Giorgio Strehler e la musica. Il maestro che dava voce al talento

Da Ornella Vanoni a Milva fino a Massimo Ranieri. Milano lo ricorda attraverso un doppio omaggio

Giorgio Strehler

Giorgio Strehler

Milano - Un Arlecchino centenario. Oggi Giorgio Strehler avrebbe approcciato il secolo e Milano lo ricorda sul palco dell’Estate Sforzesca con due omaggi molto particolari. "La voce di Strehler", curato dallo Spirit de Milan, che ne traccia un profilo attraverso memorie, aneddoti e appunti a margine di Umberto Ceriani, Giorgio Bongiovanni e Stefano De Luca e quel "Il metodo Strehler" che prevede una proiezione in anteprima dello speciale di Rai Cultura "Apprendisti Stregoni" introdotta dal direttore del Piccolo Teatro Claudio Longhi.
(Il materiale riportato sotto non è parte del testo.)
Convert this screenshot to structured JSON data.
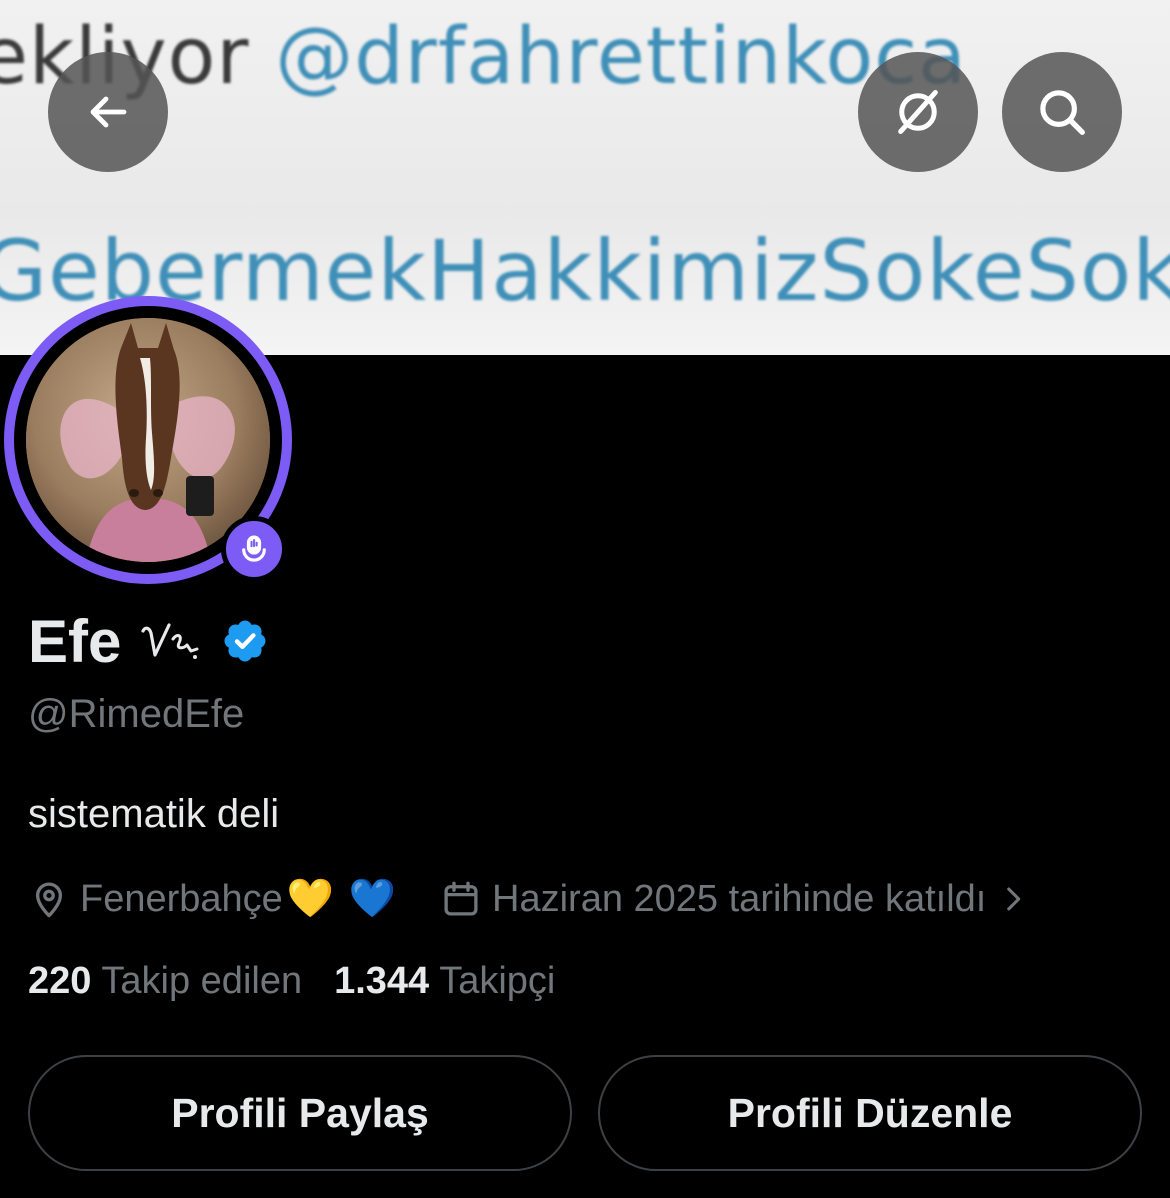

Come ricorda l’ultima moglie Andrea Jonasson, per il regista triestino la luce del Teatro non era "quella dei riflettori, ma quella della fantasia che, di tutte le luci, è la più vera e la più sconvolgente" e il fatto che l’omaggio si svolga in un contesto anomalo come il Cortile delle Armi sembra rafforzare il concetto. Quello del Castello è un palco in bilico su un mondo della canzone con cui Strehler ha avuto familiarità fin dall’incontro con Ornella Vanoni, studentessa d’arte drammatica all’Accademia del Piccolo, o l’ "Opera da tre soldi" messa in scena nel 1973 con Domenico Modugno nei panni di Mackie Messer e Milva in quelli di Polly Peachum.

"Ho assorbito il talento di quel suo genio come una spugna" ricorda ancora Ornella. "Lui mi ha cambiato la vita e probabilmente m’ha amata così tanto proprio perché ero materia da plasmare con le sue mani. Iniziai a cantare, con successo, negli intervalli a teatro de ‘I Giacobini’ di Federico Zardi e Gino Negri propose a Giorgio di farmi interpretare canzoni da cortile, ma lui obiettò che avrebbero avuto più presa le canzoni della mala; cercammo in tutte le osterie brani popolari di quel tipo, ma niente di niente. Così Giorgio, Negri, Fausto Amodei, Dario Fo, Fiorenzo Carpi iniziarono a prendere vecchie ballate dialettali e a riscriverle. ‘Hanno ammazzato il Mario’ o ‘Ma mi’ nacquero da questa intuizione". Lungo il sodalizio con Milva. "Per trent’anni sono stata una sua allieva così diligente che potrei fare addirittura una regia con ciò che mi ha insegnato" diceva, la Rossa di Goro. "Credo che la nuova sede del Piccolo sia stata un po’ la sua tomba; era provato dalle peripezie burocratiche del suo teatro". Massimo Ranieri ha debuttato a teatro verso la metà degli anni Settanta "ma nell’80 arrivò lui con ‘L’anima buona di Sezuan’ di Brecht… e fu un’illuminazione". A segnalarlo a Strehler fu Rosanna Purchia, attuale commissario straordinario del Regio di Torino. "Accettai senza leggere il copione" ricorda Ranieri. "Debuttammo al Lirico, perché lo spettacolo aveva bisogno di spazio, dopo quattro mesi e mezzo di prove. Facevo l’aviatore Yang Sun, personaggio bellissimo, poetico e vigliacco. Strehler mi ha insegnato tutto: la disciplina, il rigore, l’amore e l’abnegazione. Mi chiamava ‘il mio bambino’ e forse mi vedeva realmente come un figlio. Quando ne ‘L’isola degli schiavi’ di Marivaux caddi dal palcoscenico rompendomi entrambe le ginocchia, interruppe la tournée scrivendo sul comunicato: questo signore è insostituibile".